Available Now on PC, PlayStation, Switch & Xbox (Xbox version tested)

It’s pretty much a given these days that any game with ‘Souls’ in the title is going to be an almost masochistic, brutal test of patience and skill.

Eldest Souls, a top down, pixel art, boss rush indie title with light RPG elements (don’t worry, it’s a much more straightforward and no-nonsense game than that description may suggest), is no different. It’s almost hilariously brutal. My first death in the game came at the hands of a log. Yes, you read that right: a log.

Not a sentient, devious, aggressive log. Just a rolling log. The game even gave me an achievement for being killed by it. Yay, a participation trophy! The developers, though clearly possessing a sadistic streak that reveals itself immediately in Eldest Souls, definitely have a sense of humour; there’s a few achievements here that trigger after failure, which does soften the blow somewhat (aside from the shame of being offed by a log – there’s no ridding yourself of that, achievement or otherwise).

The animated intro and accompanying voiceover set the scene for Eldest Souls, with a tale of the long-imprisoned Old Gods escaping from captivity and wreaking desolation upon the game’s world – and the player’s task, as a lone Crusader, is to slay them all.

It has an incredible atmosphere, with some very clever foreshadowing – the notes, weapons and mounts of former warriors litter your approach to your first battle –  and the soundtrack, which is ethereal and spooky during the game’s quieter moments, then all frantic strings and percussive beats during battles, does a fantastic job of setting the pulse-racing tone when you come face to face with the game’s terrifying bosses.

One of my proudest gaming achievements is beating the game’s first boss character without dying, though it still felt like a hard fought victory. Maybe, I thought, as the dust settled and I moved on, maybe this game wouldn’t be so brutal after all.

I am not ashamed to admit that I was wrong. That first boss? A walk in the park compared to the next one, though I can’t say I wasn’t warned by the characters I ran into on my journey to reach him.

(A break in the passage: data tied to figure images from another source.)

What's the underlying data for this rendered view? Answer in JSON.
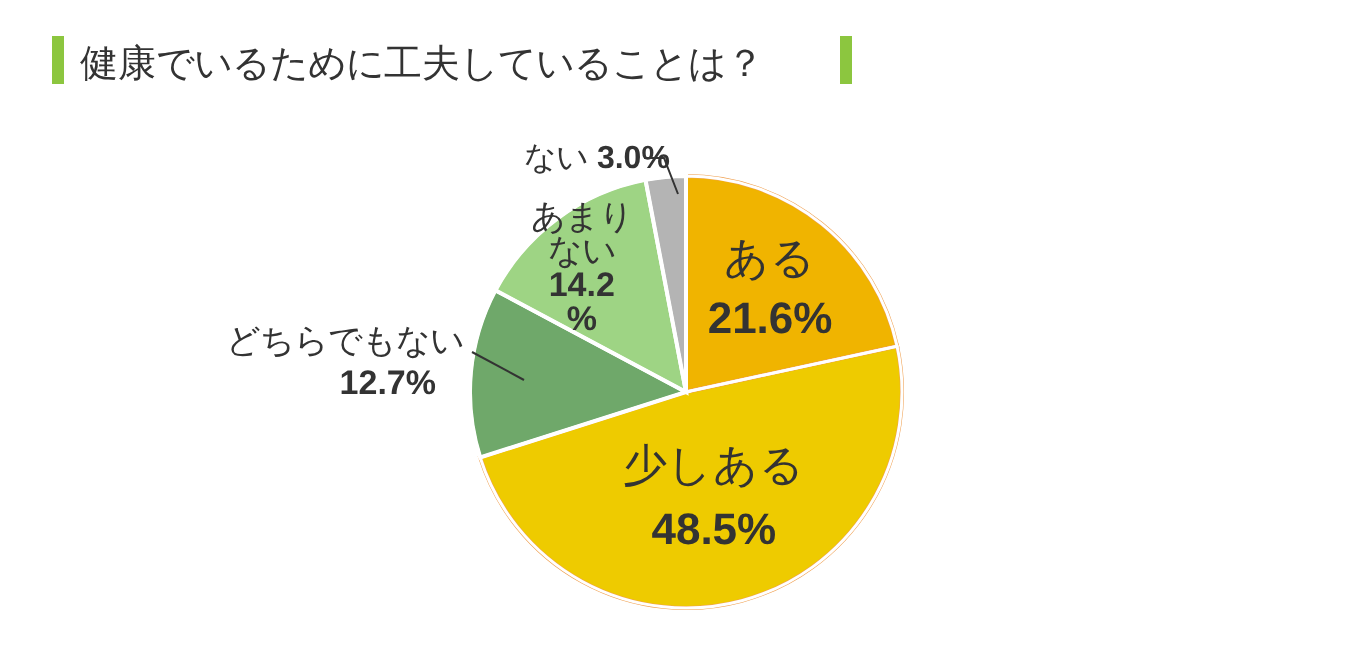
{
  "chart_data": {
    "type": "pie",
    "title": "健康でいるために工夫していることは？",
    "categories": [
      "ある",
      "少しある",
      "どちらでもない",
      "あまりない",
      "ない"
    ],
    "values": [
      21.6,
      48.5,
      12.7,
      14.2,
      3.0
    ],
    "colors": [
      "#f0b400",
      "#eecb00",
      "#6fa86a",
      "#9ed484",
      "#b4b4b4"
    ],
    "value_labels": [
      "21.6%",
      "48.5%",
      "12.7%",
      "14.2%",
      "3.0%"
    ]
  }
}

One of the key components of a brutally difficult experience is the sense that, though progress may be slow due to the extreme challenge, the game must always seem fair. To its credit, Eldest Souls does fight fair, with plenty of audio and visual cues to help you dodge attacks and fight back when it’s safe to do so. You’re blessed with a charge attack, the successful deployment of which – when fully charged – allows you to steal the health of your enemies or break through their shields, for example. There’s also a skill tree, with different paths of progression to suit your play style (though none seemed to match my play style of ‘awkwardly and repeatedly dying’).

Patience, experience and skill will, however, see you through – it’s a difficult but definitely very rewarding game.

With nine bosses to overcome in the game’s world, I may be stuck in the compelling gameplay loop and drenched in the amazing atmosphere of Eldest Souls for some time. Though I am not ashamed to admit that I haven’t quite managed to make it to the end, the variety and inventiveness of the game’s bosses – both from a visual standpoint and from the point of view of their devastating attacks – is keeping me pushing on.

Tough? Yes. Fair? Also yes. Beautifully realised? Most definitely. If you’re not intimidated or put off by an unapologetically brutal, challenging series of fights against huge, inventively designed enemies, then Eldest Souls might just be for you.

Many thanks to White Bear PR for providing me with a copy of Eldest Souls for review purposes.